9試合を終えて2勝4分3敗・勝点10・7得点12失点・得失点差−5で6位である。リーグ最多タイの4分けを記録しており、12失点のうち6点は北海道コンサドーレ札幌U-18との第2節(0-4)と札幌光星戦(0-2)に集中している。得点者は田中挨琉2・江川享汰1・遠藤煌心1・中川心虎1・坂口今1・草島陽1の計7で、チーム総得点と一致する。
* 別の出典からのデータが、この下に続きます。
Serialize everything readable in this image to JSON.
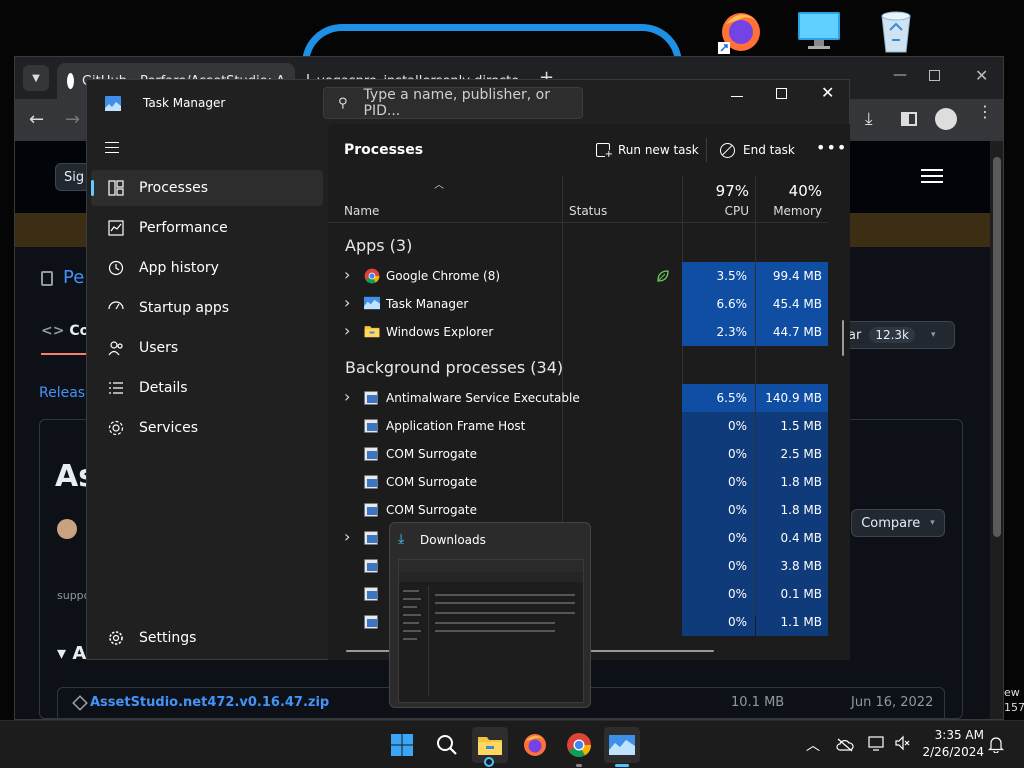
{
  "chrome": {
    "tab1_title": "GitHub - Perfare/AssetStudio: A",
    "tab2_title": "vegaspro_installersonly directo",
    "signin_label": "Sig",
    "repo_name_partial": "Pe",
    "code_tab_partial": "Co",
    "releases_partial": "Release",
    "release_title_partial": "As",
    "star_label_partial": "ar",
    "star_count": "12.3k",
    "compare_label": "Compare",
    "support_partial": "suppo",
    "assets_partial": "Ass",
    "asset_file": "AssetStudio.net472.v0.16.47.zip",
    "asset_size": "10.1 MB",
    "asset_date": "Jun 16, 2022",
    "edge_text_1": "ew",
    "edge_text_2": "157"
  },
  "taskmanager": {
    "title": "Task Manager",
    "search_placeholder": "Type a name, publisher, or PID...",
    "nav": [
      {
        "label": "Processes",
        "icon": "processes-icon"
      },
      {
        "label": "Performance",
        "icon": "performance-icon"
      },
      {
        "label": "App history",
        "icon": "app-history-icon"
      },
      {
        "label": "Startup apps",
        "icon": "startup-apps-icon"
      },
      {
        "label": "Users",
        "icon": "users-icon"
      },
      {
        "label": "Details",
        "icon": "details-icon"
      },
      {
        "label": "Services",
        "icon": "services-icon"
      }
    ],
    "settings_label": "Settings",
    "page_title": "Processes",
    "run_new_task": "Run new task",
    "end_task": "End task",
    "columns": {
      "name": "Name",
      "status": "Status",
      "cpu_pct": "97%",
      "cpu": "CPU",
      "mem_pct": "40%",
      "memory": "Memory"
    },
    "apps_header": "Apps (3)",
    "apps": [
      {
        "name": "Google Chrome (8)",
        "cpu": "3.5%",
        "mem": "99.4 MB"
      },
      {
        "name": "Task Manager",
        "cpu": "6.6%",
        "mem": "45.4 MB"
      },
      {
        "name": "Windows Explorer",
        "cpu": "2.3%",
        "mem": "44.7 MB"
      }
    ],
    "bg_header": "Background processes (34)",
    "bg": [
      {
        "name": "Antimalware Service Executable",
        "cpu": "6.5%",
        "mem": "140.9 MB"
      },
      {
        "name": "Application Frame Host",
        "cpu": "0%",
        "mem": "1.5 MB"
      },
      {
        "name": "COM Surrogate",
        "cpu": "0%",
        "mem": "2.5 MB"
      },
      {
        "name": "COM Surrogate",
        "cpu": "0%",
        "mem": "1.8 MB"
      },
      {
        "name": "COM Surrogate",
        "cpu": "0%",
        "mem": "1.8 MB"
      },
      {
        "name": "",
        "cpu": "0%",
        "mem": "0.4 MB"
      },
      {
        "name": "",
        "cpu": "0%",
        "mem": "3.8 MB"
      },
      {
        "name": "",
        "cpu": "0%",
        "mem": "0.1 MB"
      },
      {
        "name": "",
        "cpu": "0%",
        "mem": "1.1 MB"
      }
    ]
  },
  "thumbnail": {
    "title": "Downloads"
  },
  "taskbar": {
    "time": "3:35 AM",
    "date": "2/26/2024"
  },
  "colors": {
    "accent": "#60cdff",
    "cpu_high": "#0f4ea3",
    "cpu_low": "#0f3b7a",
    "window_bg": "#202020"
  }
}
第9節終了時点の順位は、1位 旭川実業20/2位 北海道コンサドーレ札幌U-18 19(無敗)/3位 札幌大谷19/4位 北海道大谷室蘭13/5位 札幌光星12/6位 北照10/7位 北海7/8位 帯広北1、となっている。

リーグは8チームによる2回戦総当たりの全14節。残りの日程は第10節9/5(アウェー・北海)、第11節9/12(ホーム・旭川実業)、第12節9/19(アウェー・北海道大谷室蘭)、第13節9/26(ホーム・札幌光星)、第14節10/3(アウェー・帯広北)である。

最新の順位はプリンスリーグ北海道の順位表で毎日更新している。

フットサルでの挑戦

JFA 第13回全日本U-18フットサル選手権大会(2026年7月23〜26日/秋田県・由利本荘総合防災公園ナイスアリーナ)に北海道地域第1代表として出場した。

対戦 結果 北照の得点者
第1節 ジェランU-18 ○ 8-1 中川心虎2・木村尚之祐2・江川享汰・佐々木璃准・遠藤煌心・品野陸斗
第2節 帝京長岡高校 ● 2-8 植松駿斗・佐々木璃准
第3節 ペスカドーラ町田U-18 ● 0-9

グループA3位で決勝ラウンド進出はならなかった。

出場した14人はプリンスリーグの主力とほぼ同じ顔ぶれで、監督も武藤崇志が務めた。キャプテンはMF佐々木璃准だった。

2023年(第10回)にも全国に出場しベスト8に進んでいる。サッカーとフットサルの双方で全国の舞台を踏んでいる高校は珍しい。

2026年8月、DF遠藤煌心がU-18フットサル日本代表候補に選出された。同時に選ばれた選手の多くはフットサルクラブのU-18に所属しており、高校のサッカー部からの選出は少数である。

近年の道予選

年度 選手権 北海道大会 インターハイ 北海道予選
2021 ベスト8(準々決勝 札幌大谷 0-1) ベスト8(準々決勝 東海大札幌 0-1)
2022 2回戦敗退(旭川実 0-6) 2回戦敗退(札幌東 0-1)
2023 2回戦敗退(北海 0-5) 1回戦敗退(とわの森三愛 1-5)
2024 2回戦敗退(札幌第一 1-5) 2回戦敗退(東海大札幌 1-1 PK3-5)
2025 ベスト8(準々決勝 札幌大谷 0-5) 2回戦敗退(駒大苫小牧 0-3)
2026 10月開催 1回戦敗退(旭川実業 0-2)

進路・OB

2026年時点で、サッカー部出身のJリーガーは確認されていない。

佐々木琉玖(北照高出身)は札幌大谷大学に進み、2026年1月に第40回デンソーカップチャレンジサッカーの北海道選抜に選出された。札幌大谷大学から選手が選ばれたのは同大学として初めてだった。

2026年ワールドカップの日本代表に同校出身者はいない。

選手の所属先やポジションなどの情報は、移籍や進路により変動する場合があります。最新の情報は各校・各クラブの公式発表などでご確認ください。